Ligation of  splenic vessels   prior  to  splenic mobilization allowed partial emptying of the spleen, thus diminishing its size, facilitating auto transfusion, and decreasing the risk of hemorrhage as concluded by several authors.19-23 Asoglu et al. reported effective control of intraoperative bleeding with no extension of the operative time and low conversion rate during laparoscopic splenectomy with early ligation of the splenic artery before splenic lysis.20  Palanivelu et al. in their leaning spleen approach used the first elective arterial and  secondary venal  ligature to  the  preserved  blood  splenic sequestration.14 Indeed, ligation of the splenic artery has  been used in children as a method to preserve the spleen in trauma.21 Xu et al. used CDFI (color Doppler flow imaging) in their study to standardize the ligation of the splenic artery. The splenic pedicle was ligated safely and quickly on the basis of anatomic information provided  by preoperative  CDFI.24 Even  in a very  large  spleen of portal hypertension, early ligation was successful  and  saved conversion.25

Embolization of the splenic artery either preoperatively or intra- operatively has also been practiced to achieve the same desirable effects of ligation.26-32 Takahashi et al. with preoperative embolization of the splenic artery concluded its safety and considered it as a useful adjunct.28 While Naoum et al. evaluated the role of concomitant intraoperative splenic artery embolization in an effort to reduce the risk of bleeding and have shown reduced blood loss, operation time and conversion rate.29 Splenic artery embolization and injection of adrenaline into the splenic artery has been used in large spleens to reduce bleeding followed by splenectomy.

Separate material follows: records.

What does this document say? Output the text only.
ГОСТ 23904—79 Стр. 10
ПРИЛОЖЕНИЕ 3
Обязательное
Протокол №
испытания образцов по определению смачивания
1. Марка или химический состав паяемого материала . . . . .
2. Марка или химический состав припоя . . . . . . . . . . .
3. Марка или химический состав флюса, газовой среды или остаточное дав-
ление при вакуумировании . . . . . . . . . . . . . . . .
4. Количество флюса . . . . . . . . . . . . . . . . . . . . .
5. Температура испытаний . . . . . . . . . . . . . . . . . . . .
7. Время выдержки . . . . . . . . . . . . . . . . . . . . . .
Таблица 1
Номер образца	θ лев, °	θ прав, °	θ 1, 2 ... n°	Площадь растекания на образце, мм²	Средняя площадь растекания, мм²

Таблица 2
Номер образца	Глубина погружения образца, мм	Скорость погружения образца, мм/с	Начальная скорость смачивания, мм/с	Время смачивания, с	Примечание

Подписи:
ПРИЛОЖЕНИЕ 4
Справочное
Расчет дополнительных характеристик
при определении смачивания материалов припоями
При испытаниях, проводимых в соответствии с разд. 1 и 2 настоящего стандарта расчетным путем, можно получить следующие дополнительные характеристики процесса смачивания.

Operative strategy was dependent on the size of spleen and experience of the surgeon. We used the conventional anterior supine approach.33-37  The control of the splenic artery was straightforward in this approach in the lesser sac. We delayed the ligation of the splenic vein to reduce the risk of any significant bleeding. The use of ultracision shears in particular  was very useful in maintaining a blood less field. Lagausie et al. in their anterior approach have shown elective splenic vessel endoligature in decubitus position was a better and safer approach than the other techniques. Other authors have found it convenient in lateral or posterior-lateral positions.14-16

Any further bleeding after ligation of vessels was minimal and usually secondary to splenic capsule tear and not a direct loss of blood. As in other laparoscopic procedures, where larger specimens were removed, the use of an accessory incision was well accepted and had advantages over the fully open approach. We have chosen infra- umbilical abdominal incision (Pfannenstiel) as this was usually less painful than supra-umbilical incision.

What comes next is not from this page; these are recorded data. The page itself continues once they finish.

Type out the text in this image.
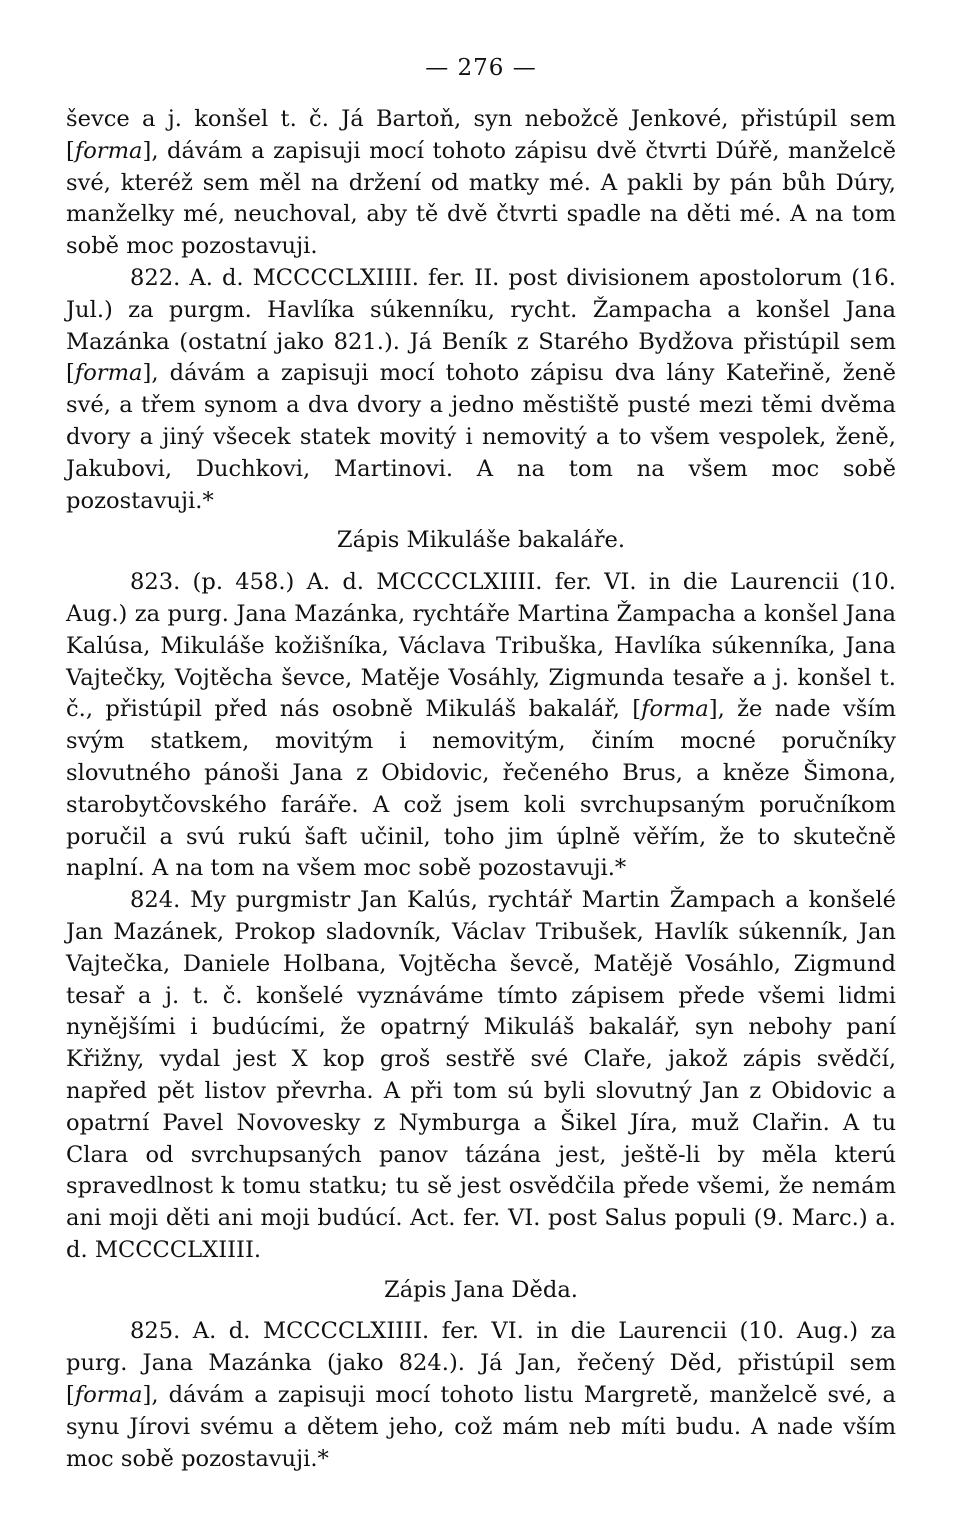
— 276 —

ševce a j. konšel t. č. Já Bartoň, syn nebožcě Jenkové, přistúpil sem [forma], dávám a zapisuji mocí tohoto zápisu dvě čtvrti Dúřě, manželcě své, kteréž sem měl na držení od matky mé. A pakli by pán bůh Dúry, manželky mé, neuchoval, aby tě dvě čtvrti spadle na děti mé. A na tom sobě moc pozostavuji.

822. A. d. MCCCCLXIIII. fer. II. post divisionem apostolorum (16. Jul.) za purgm. Havlíka súkenníku, rycht. Žampacha a konšel Jana Mazánka (ostatní jako 821.). Já Beník z Starého Bydžova přistúpil sem [forma], dávám a zapisuji mocí tohoto zápisu dva lány Kateřině, ženě své, a třem synom a dva dvory a jedno městiště pusté mezi těmi dvěma dvory a jiný všecek statek movitý i nemovitý a to všem vespolek, ženě, Jakubovi, Duchkovi, Martinovi. A na tom na všem moc sobě pozostavuji.*

Zápis Mikuláše bakaláře.

823. (p. 458.) A. d. MCCCCLXIIII. fer. VI. in die Laurencii (10. Aug.) za purg. Jana Mazánka, rychtáře Martina Žampacha a konšel Jana Kalúsa, Mikuláše kožišníka, Václava Tribuška, Havlíka súkenníka, Jana Vajtečky, Vojtěcha ševce, Matěje Vosáhly, Zigmunda tesaře a j. konšel t. č., přistúpil před nás osobně Mikuláš bakalář, [forma], že nade vším svým statkem, movitým i nemovitým, činím mocné poručníky slovutného pánoši Jana z Obidovic, řečeného Brus, a kněze Šimona, starobytčovského faráře. A což jsem koli svrchupsaným poručníkom poručil a svú rukú šaft učinil, toho jim úplně věřím, že to skutečně naplní. A na tom na všem moc sobě pozostavuji.*

824. My purgmistr Jan Kalús, rychtář Martin Žampach a konšelé Jan Mazánek, Prokop sladovník, Václav Tribušek, Havlík súkenník, Jan Vajtečka, Daniele Holbana, Vojtěcha ševcě, Matějě Vosáhlo, Zigmund tesař a j. t. č. konšelé vyznáváme tímto zápisem přede všemi lidmi nynějšími i budúcími, že opatrný Mikuláš bakalář, syn nebohy paní Křižny, vydal jest X kop groš sestřě své Claře, jakož zápis svědčí, napřed pět listov převrha. A při tom sú byli slovutný Jan z Obidovic a opatrní Pavel Novovesky z Nymburga a Šikel Jíra, muž Clařin. A tu Clara od svrchupsaných panov tázána jest, ještě-li by měla kterú spravedlnost k tomu statku; tu sě jest osvědčila přede všemi, že nemám ani moji děti ani moji budúcí. Act. fer. VI. post Salus populi (9. Marc.) a. d. MCCCCLXIIII.

Zápis Jana Děda.

825. A. d. MCCCCLXIIII. fer. VI. in die Laurencii (10. Aug.) za purg. Jana Mazánka (jako 824.). Já Jan, řečený Děd, přistúpil sem [forma], dávám a zapisuji mocí tohoto listu Margretě, manželcě své, a synu Jírovi svému a dětem jeho, což mám neb míti budu. A nade vším moc sobě pozostavuji.*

Compared to  conventional  open  splenectomy, laparoscopic splenectomy enjoys the advantages of minimal access surgery of faster recovery, short hospital stay, less wound related and postoperative complications. The laparoscopic approach facilitated concomitant surgery and the intra-operative  search for the accessory spleen. Our study showed that with early ligation of the splenic artery and delayed ligation of the splenic vein, there was minimal blood loss and bleeding during surgery and laparoscopic splenectomy was successful in all cases without conversion.

Thus, the practice of early ligation of splenic artery facilitated the laparoscopic splenectomy and decreased the chances of conversion to  open surgery. Overall,  Laparoscopic splenectomy should be considered as a procedure of choice in hematological conditions with normal size spleen. Furthermore, the success rate is high in expert hands with pre-emptive vascular control of the splenic vessels.


The author reported no conflict of interest and no funding was received on this work.